Di titik inilah maka diperlukan bagi mahasiswa untuk memegang erat prinsip-prinsip etika, lebih-lebih bagi mahasiswa di almamater Islam, seperti Institut Ilmu Al Qur’an (IIQ) An Nur Yogyakarta yang merupakan perguruan tinggi berbasis al-Qur’an dan kepesantrenan. Sebab, AI menyediakan dorongan yang kuat bagi mahasiswa untuk melanggar prinsip-prinsip etik. Plagiarisme dan kecurangan akademis merupakan pelanggaran etik paling umum terjadi di lingkungan kampus. Tidak jarang mahasiswa yang ketahuan melakukan manipulasi konten yang menyesatkan atau tidak akurat, mengaburkan batas antara fakta dan opini, dan lain semacamnya.
Demikian sedikit cuplikan dari pemaparan Prof. Dr. Sigit Purnama, M.Pd. dalam studium generale dengan tajuk “Peran Artificial Intelligence dalam Pendidikan Islam: Peluang, Tantangan, dan Etika” yang digelar oleh Fakultas Tarbiyah IIQ An Nur Yogyakarta pada Rabu (30/10). Bertempat di Auditorium IIQ An Nur, stadium generale itu dimoderatori oleh Muchammad Mufid, M.Pd.
“Maka, penting bagi kalian yang kuliah di perguruan tinggi Islam berbasis pesantren ini untuk berpegang teguh pada etika dalam menggunakan teknologi AI,” tegas Sigit.
Tujuan digelarnya stadium generale ini adalah untuk membekali mahasiswa baru Program Studi Pendidikan Agama Islam (PAI) dan Pendidikan Guru Madrasah Ibtidaiyah (PGMI) angkatan 2024–2025 dengan literasi AI. Pertama-tama, agar mereka mengetahui dan punya semangat untuk mengembangkan diri menggunakan AI dalam proses pembelajaran, kemudian mengetahui peluang serta tantangan yang akan dihadapi nantinya dalam pembelajaran berbasis AI. Dan, yang terpenting, adalah apa dan bagaimana etika Islam diteguhkan serta ditegakkan agar kehadiran AI menjadi berkah semata-mata, serta menolak masalah-masalah yang ditimbulkan olehnya.

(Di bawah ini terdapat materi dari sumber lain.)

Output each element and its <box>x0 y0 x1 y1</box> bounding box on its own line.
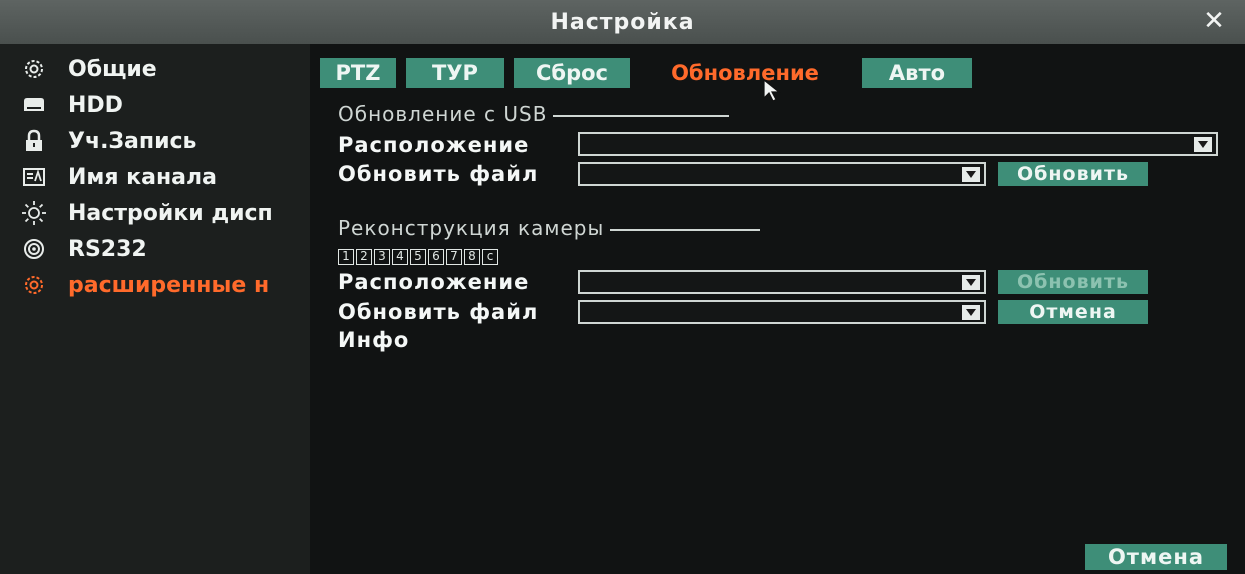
sidebar-item-rs232[interactable]: RS232 <box>0 230 310 268</box>
camera-location-label: Расположение <box>338 270 530 294</box>
sidebar-item-label: Настройки дисп <box>68 200 273 226</box>
channel-checkbox-8[interactable]: 8 <box>464 249 480 265</box>
camera-section-title: Реконструкция камеры <box>338 216 761 240</box>
sidebar-item-display[interactable]: Настройки дисп <box>0 194 310 232</box>
channel-checkbox-7[interactable]: 7 <box>446 249 462 265</box>
brightness-icon <box>20 199 48 227</box>
sidebar-item-label: расширенные н <box>68 272 270 298</box>
sidebar-item-advanced[interactable]: расширенные н <box>0 266 310 304</box>
section-divider <box>610 228 761 231</box>
sidebar-item-channel-name[interactable]: Имя канала <box>0 158 310 196</box>
usb-section-title-text: Обновление с USB <box>338 102 548 126</box>
usb-location-select[interactable] <box>578 132 1218 156</box>
channel-checkbox-2[interactable]: 2 <box>356 249 372 265</box>
sidebar-item-label: HDD <box>68 92 123 118</box>
channel-checkbox-3[interactable]: 3 <box>374 249 390 265</box>
camera-file-select[interactable] <box>578 300 986 324</box>
tab-auto[interactable]: Авто <box>862 58 972 88</box>
gear-icon <box>20 55 48 83</box>
gear-icon <box>20 271 48 299</box>
usb-update-button[interactable]: Обновить <box>998 162 1148 186</box>
rs232-icon <box>20 235 48 263</box>
channel-name-icon <box>20 163 48 191</box>
channel-checkbox-5[interactable]: 5 <box>410 249 426 265</box>
sidebar: Общие HDD Уч.Запись Имя канала Настройки… <box>0 44 310 574</box>
camera-update-button[interactable]: Обновить <box>998 270 1148 294</box>
info-label: Инфо <box>338 328 410 352</box>
usb-file-select[interactable] <box>578 162 986 186</box>
sidebar-item-label: Имя канала <box>68 164 217 190</box>
usb-file-label: Обновить файл <box>338 162 539 186</box>
chevron-down-icon <box>962 305 980 320</box>
channel-checkbox-all[interactable]: c <box>482 249 498 265</box>
sidebar-item-label: RS232 <box>68 236 147 262</box>
sidebar-item-account[interactable]: Уч.Запись <box>0 122 310 160</box>
sidebar-item-hdd[interactable]: HDD <box>0 86 310 124</box>
tab-update[interactable]: Обновление <box>640 58 850 88</box>
chevron-down-icon <box>962 167 980 182</box>
section-divider <box>553 114 730 117</box>
lock-icon <box>20 127 48 155</box>
camera-file-label: Обновить файл <box>338 300 539 324</box>
camera-location-select[interactable] <box>578 270 986 294</box>
chevron-down-icon <box>1194 137 1212 152</box>
main-panel: PTZ ТУР Сброс Обновление Авто Обновление… <box>310 44 1245 574</box>
chevron-down-icon <box>962 275 980 290</box>
camera-cancel-button[interactable]: Отмена <box>998 300 1148 324</box>
tab-tour[interactable]: ТУР <box>406 58 504 88</box>
hdd-icon <box>20 91 48 119</box>
footer-cancel-button[interactable]: Отмена <box>1085 544 1227 570</box>
camera-section-title-text: Реконструкция камеры <box>338 216 605 240</box>
tab-reset[interactable]: Сброс <box>514 58 630 88</box>
title-bar: Настройка ✕ <box>0 0 1245 44</box>
sidebar-item-label: Общие <box>68 56 157 82</box>
settings-window: Настройка ✕ Общие HDD Уч.Запись Имя кана… <box>0 0 1245 574</box>
sidebar-item-label: Уч.Запись <box>68 128 197 154</box>
window-title: Настройка <box>550 9 695 35</box>
channel-checkbox-1[interactable]: 1 <box>338 249 354 265</box>
mouse-cursor-icon <box>762 78 784 108</box>
usb-section-title: Обновление с USB <box>338 102 730 126</box>
channel-checkbox-4[interactable]: 4 <box>392 249 408 265</box>
sidebar-item-general[interactable]: Общие <box>0 50 310 88</box>
usb-location-label: Расположение <box>338 133 530 157</box>
channel-checkbox-6[interactable]: 6 <box>428 249 444 265</box>
tab-ptz[interactable]: PTZ <box>320 58 396 88</box>
close-icon[interactable]: ✕ <box>1199 6 1229 36</box>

“Diharapkan dengan adanya stadium generale ini, kalian cerdas dalam mempergunakan AI di satu sisi, namun tetap menjadi mahasiswa yang kritis dan mandiri dalam berpikir, tidak tergantung secara berlebihan kepada AI sehingga daya kreativitas kalian kemudian menjadi lemah,” ujar Dr. Lina, M.Pd., Dekan Fakultas Tarbiyah IIQ An Nur Yogyakarta, dalam sambutannya. (MAF).